Dr Rachel also spoke about FCDO’s initiatives to support countries in making policies by providing information and getting data to countries. She gave the example of Pakistan as FCDO helped the Government of Pakistan in deciding to impose a smart lockdown instead of a blanket lockdown.
She also talked about debt being an important issue and said that countries facing a short term problem where they need short term debt suspension or restructuring for countries that have unsustainable levels of debt, there is nervousness among those countries to explore options because of the fear of losing access to the markets. However, in reality countries managed to return to markets very quickly after debt suspension so this shows that it is very important to do restructuring.
According to Dr Rachel, the real danger of this pandemic is the long term impact on human capital as this will reduce the productivity of this generation by a significant margin and in order to mitigate the impact the entire world needs to be working together as the world has always worked much better whenever there is uniformity between all the countries. According to her the main priority of working together should be on trade and for building a common framework on debt.
Dr Ricardo Hausmann
Dr Ricardo Hausmann who is the Director of the Growth Lab at Harvard's Center for International Development said that middle income and low income countries will face even more difficulties ahead. He labeled the COVID-19 pandemic as a rich country disease since it requires a huge amount of resources. He also told that amongst the top ten countries in terms of death rates in regards to the COVID-19 is Latin America.

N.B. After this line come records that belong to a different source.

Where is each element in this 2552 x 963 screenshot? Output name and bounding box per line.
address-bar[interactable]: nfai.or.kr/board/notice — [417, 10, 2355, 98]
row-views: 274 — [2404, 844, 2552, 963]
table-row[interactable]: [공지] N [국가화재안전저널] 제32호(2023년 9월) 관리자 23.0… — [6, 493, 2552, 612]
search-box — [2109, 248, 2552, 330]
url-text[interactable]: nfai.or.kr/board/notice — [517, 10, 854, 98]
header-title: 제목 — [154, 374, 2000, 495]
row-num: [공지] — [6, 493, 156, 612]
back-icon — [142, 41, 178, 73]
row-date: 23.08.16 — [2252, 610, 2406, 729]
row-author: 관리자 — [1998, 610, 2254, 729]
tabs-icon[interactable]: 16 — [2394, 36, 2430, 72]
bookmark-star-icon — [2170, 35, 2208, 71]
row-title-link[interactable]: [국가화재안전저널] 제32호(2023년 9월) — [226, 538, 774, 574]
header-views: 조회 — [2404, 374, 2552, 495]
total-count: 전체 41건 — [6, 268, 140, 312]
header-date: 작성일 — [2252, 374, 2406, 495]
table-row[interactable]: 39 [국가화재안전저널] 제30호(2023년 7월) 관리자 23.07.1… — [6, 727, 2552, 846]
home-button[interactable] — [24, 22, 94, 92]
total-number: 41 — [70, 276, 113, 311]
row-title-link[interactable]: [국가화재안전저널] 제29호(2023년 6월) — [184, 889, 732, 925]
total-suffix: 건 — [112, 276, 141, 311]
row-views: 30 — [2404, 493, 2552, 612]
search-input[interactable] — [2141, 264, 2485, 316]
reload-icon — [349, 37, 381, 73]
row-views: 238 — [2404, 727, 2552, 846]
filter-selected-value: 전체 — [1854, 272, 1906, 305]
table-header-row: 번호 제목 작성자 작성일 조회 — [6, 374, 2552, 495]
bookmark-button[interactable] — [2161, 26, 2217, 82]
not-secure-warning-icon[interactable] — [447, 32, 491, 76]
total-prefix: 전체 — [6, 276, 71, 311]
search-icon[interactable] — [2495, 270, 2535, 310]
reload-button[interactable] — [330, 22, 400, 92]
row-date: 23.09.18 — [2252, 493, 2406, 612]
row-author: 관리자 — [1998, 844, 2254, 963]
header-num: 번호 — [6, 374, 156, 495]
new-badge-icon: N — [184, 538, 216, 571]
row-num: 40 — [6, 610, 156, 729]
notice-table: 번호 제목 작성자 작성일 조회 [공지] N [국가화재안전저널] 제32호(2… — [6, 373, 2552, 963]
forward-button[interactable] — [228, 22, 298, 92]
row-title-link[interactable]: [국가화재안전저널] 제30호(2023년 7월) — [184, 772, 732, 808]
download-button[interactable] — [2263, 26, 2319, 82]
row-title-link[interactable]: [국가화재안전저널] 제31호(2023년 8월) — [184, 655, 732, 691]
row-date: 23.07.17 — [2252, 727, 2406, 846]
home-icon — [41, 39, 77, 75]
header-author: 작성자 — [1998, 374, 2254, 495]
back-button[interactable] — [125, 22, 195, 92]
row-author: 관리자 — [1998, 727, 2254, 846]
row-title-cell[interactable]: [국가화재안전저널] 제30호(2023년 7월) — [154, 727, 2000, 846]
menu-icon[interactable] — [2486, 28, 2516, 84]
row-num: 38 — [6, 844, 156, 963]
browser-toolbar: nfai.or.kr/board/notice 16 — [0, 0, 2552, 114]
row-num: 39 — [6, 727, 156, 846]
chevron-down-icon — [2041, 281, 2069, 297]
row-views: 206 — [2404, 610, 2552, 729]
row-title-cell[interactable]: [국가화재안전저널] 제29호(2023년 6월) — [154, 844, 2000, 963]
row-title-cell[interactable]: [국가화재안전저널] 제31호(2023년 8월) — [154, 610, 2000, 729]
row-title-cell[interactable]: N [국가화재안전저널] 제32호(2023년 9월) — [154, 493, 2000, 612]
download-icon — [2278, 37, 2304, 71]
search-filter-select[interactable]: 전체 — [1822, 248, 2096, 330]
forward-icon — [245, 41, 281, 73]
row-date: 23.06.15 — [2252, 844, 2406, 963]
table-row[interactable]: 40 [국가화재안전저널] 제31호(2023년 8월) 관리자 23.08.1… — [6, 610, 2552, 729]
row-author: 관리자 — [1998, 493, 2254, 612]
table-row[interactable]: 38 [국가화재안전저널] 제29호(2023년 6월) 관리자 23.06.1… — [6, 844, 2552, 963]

He said that this pandemic is so confusing that while severe lockdowns have helped a large number of countries to contain the virus, similar or maybe even more severe lockdowns in Latin America have failed to contain the disease.
He also said that the fiscal policy has generally been aggressive throughout the world and in the developed world, stimulus has been provided in excess of ten percent of gdp of those countries since they’ve increased their spending.
He also spoke about the glaring consequences of the pandemic and gold that the there has been collapse in the output that has resulted in the form of a worst recession in Latin America.
Dr Hausmann also stressed that countries need to work on maintaining a market access for all. He said that countries that are solvent and those have earlier debt can keep market access if official lending is available for them and according to him certain limits on IMF have to be lifted and the quotas have to be increased in order to ensure more funding for all.
Dr Hausmann further added that the recession is so deep that many companies are either shutting down or loosing equity. Same is the case with banks as they have little equity and that’ll slow down recovery. This has made monetary policy ineffective since borrowers and banks have little equity.
While answering a question on what should be a Government’s policies, Ricardo Hausmann said that there’ll be more peaks and that will most probably need further restrictions which will further depress the economic recovery and this will effect the poor so to safeguard the most vulnerable, more space needs to be created for social transfers and to keep companies alive.
He said that even when the vaccine gets used universally, the fiscal policy should be out of whack for the next couple of years, there needs to be more planning in advance and more official money needs to be put on the table. To anchor expectations the governments would need to increase spending but at the same time they would want tax base to pay for that in the future and for that aggressive and dynamic tax reforms are needed.